Hemos sudado por lo menos 10 horas para atravesar esta llanura hueca como una calavera. Tenemos el cuero seco y la lengua llena de polvo. 

Llegado el atardecer, cuando comenzábamos a delirar, el paisaje cambió bruscamente y vimos a lo lejos grandes peñascos rodeados de vegetación.  Pero antes de ver, la primera sensación llegó a nuestras narices con el olor espeso de tierra y humedad.

Un caudaloso río torcía su cauce en curvas ociosas, jugando a saltos de cascada y reposando en charcas en las que se veían minúsculos habitantes que nadaban con un jactancioso despliegue de colorido.

Eufóricos, soltamos la carga y corrimos hacia el agua dejando un reguero de ropa, bultos y aparejos en el trayecto. Los animales corrían a nuestro lado, pero no lograban adelantarnos, o respetaban nuestra desesperación. 

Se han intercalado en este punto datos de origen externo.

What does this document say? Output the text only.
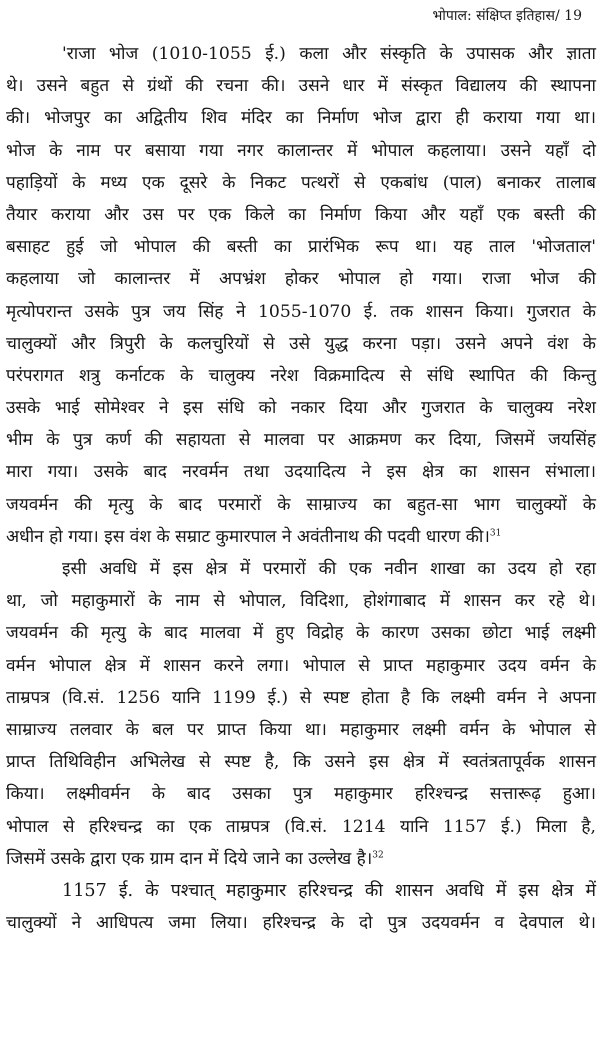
भोपाल: संक्षिप्त इतिहास/ 19
'राजा भोज (1010-1055 ई.) कला और संस्कृति के उपासक और ज्ञाता
थे। उसने बहुत से ग्रंथों की रचना की। उसने धार में संस्कृत विद्यालय की स्थापना
की। भोजपुर का अद्वितीय शिव मंदिर का निर्माण भोज द्वारा ही कराया गया था।
भोज के नाम पर बसाया गया नगर कालान्तर में भोपाल कहलाया। उसने यहाँ दो
पहाड़ियों के मध्य एक दूसरे के निकट पत्थरों से एकबांध (पाल) बनाकर तालाब
तैयार कराया और उस पर एक किले का निर्माण किया और यहाँ एक बस्ती की
बसाहट हुई जो भोपाल की बस्ती का प्रारंभिक रूप था। यह ताल 'भोजताल'
कहलाया जो कालान्तर में अपभ्रंश होकर भोपाल हो गया। राजा भोज की
मृत्योपरान्त उसके पुत्र जय सिंह ने 1055-1070 ई. तक शासन किया। गुजरात के
चालुक्यों और त्रिपुरी के कलचुरियों से उसे युद्ध करना पड़ा। उसने अपने वंश के
परंपरागत शत्रु कर्नाटक के चालुक्य नरेश विक्रमादित्य से संधि स्थापित की किन्तु
उसके भाई सोमेश्वर ने इस संधि को नकार दिया और गुजरात के चालुक्य नरेश
भीम के पुत्र कर्ण की सहायता से मालवा पर आक्रमण कर दिया, जिसमें जयसिंह
मारा गया। उसके बाद नरवर्मन तथा उदयादित्य ने इस क्षेत्र का शासन संभाला।
जयवर्मन की मृत्यु के बाद परमारों के साम्राज्य का बहुत-सा भाग चालुक्यों के
अधीन हो गया। इस वंश के सम्राट कुमारपाल ने अवंतीनाथ की पदवी धारण की।$^{31}$
इसी अवधि में इस क्षेत्र में परमारों की एक नवीन शाखा का उदय हो रहा
था, जो महाकुमारों के नाम से भोपाल, विदिशा, होशंगाबाद में शासन कर रहे थे।
जयवर्मन की मृत्यु के बाद मालवा में हुए विद्रोह के कारण उसका छोटा भाई लक्ष्मी
वर्मन भोपाल क्षेत्र में शासन करने लगा। भोपाल से प्राप्त महाकुमार उदय वर्मन के
ताम्रपत्र (वि.सं. 1256 यानि 1199 ई.) से स्पष्ट होता है कि लक्ष्मी वर्मन ने अपना
साम्राज्य तलवार के बल पर प्राप्त किया था। महाकुमार लक्ष्मी वर्मन के भोपाल से
प्राप्त तिथिविहीन अभिलेख से स्पष्ट है, कि उसने इस क्षेत्र में स्वतंत्रतापूर्वक शासन
किया। लक्ष्मीवर्मन के बाद उसका पुत्र महाकुमार हरिश्चन्द्र सत्तारूढ़ हुआ।
भोपाल से हरिश्चन्द्र का एक ताम्रपत्र (वि.सं. 1214 यानि 1157 ई.) मिला है,
जिसमें उसके द्वारा एक ग्राम दान में दिये जाने का उल्लेख है।$^{32}$
1157 ई. के पश्चात् महाकुमार हरिश्चन्द्र की शासन अवधि में इस क्षेत्र में
चालुक्यों ने आधिपत्य जमा लिया। हरिश्चन्द्र के दो पुत्र उदयवर्मन व देवपाल थे।
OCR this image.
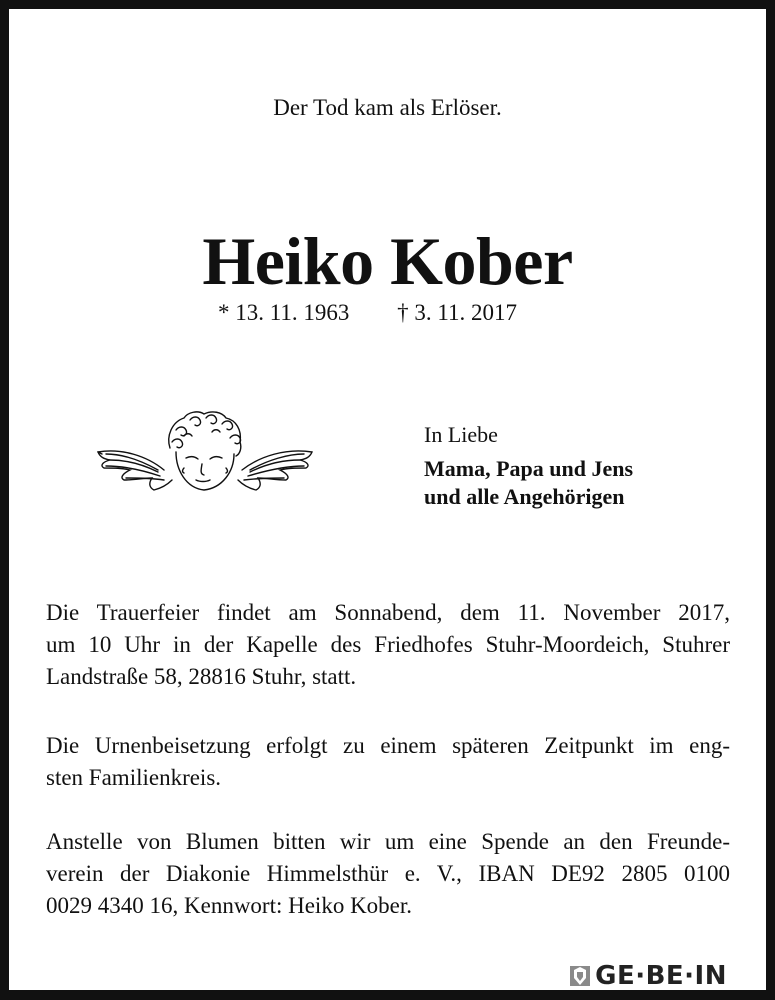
Der Tod kam als Erlöser.
Heiko Kober
* 13. 11. 1963 † 3. 11. 2017
In Liebe
Mama, Papa und Jens
und alle Angehörigen
Die Trauerfeier findet am Sonnabend, dem 11. November 2017,
um 10 Uhr in der Kapelle des Friedhofes Stuhr-Moordeich, Stuhrer
Landstraße 58, 28816 Stuhr, statt.
Die Urnenbeisetzung erfolgt zu einem späteren Zeitpunkt im eng-
sten Familienkreis.
Anstelle von Blumen bitten wir um eine Spende an den Freunde-
verein der Diakonie Himmelsthür e. V., IBAN DE92 2805 0100
0029 4340 16, Kennwort: Heiko Kober.
GE·BE·IN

Más tarde, arrugados de tanto remojar,  encendimos el fuego y nos preparamos para cenar.

La transición entre el erial y el oasis disipó las aprehensiones y relajó los cuerpos.  Una alegría infantil nos vació el pecho y la garganta.  Tumbados, barriga llena, con los cabellos aún mojados, fumando y bebiendo, comenzamos a recordar lo que habíamos dejado atrás, dulcificado en la distancia.

“Cuando uno emigra pierde cuatro raíces”, dice Salman, sonriendo con melancolía.  “Pierdes el idioma en el que aprendiste a amar, pierdes esos amores, pierdes las costumbres con las que te movías y pierdes el espacio en el que lo hacías”.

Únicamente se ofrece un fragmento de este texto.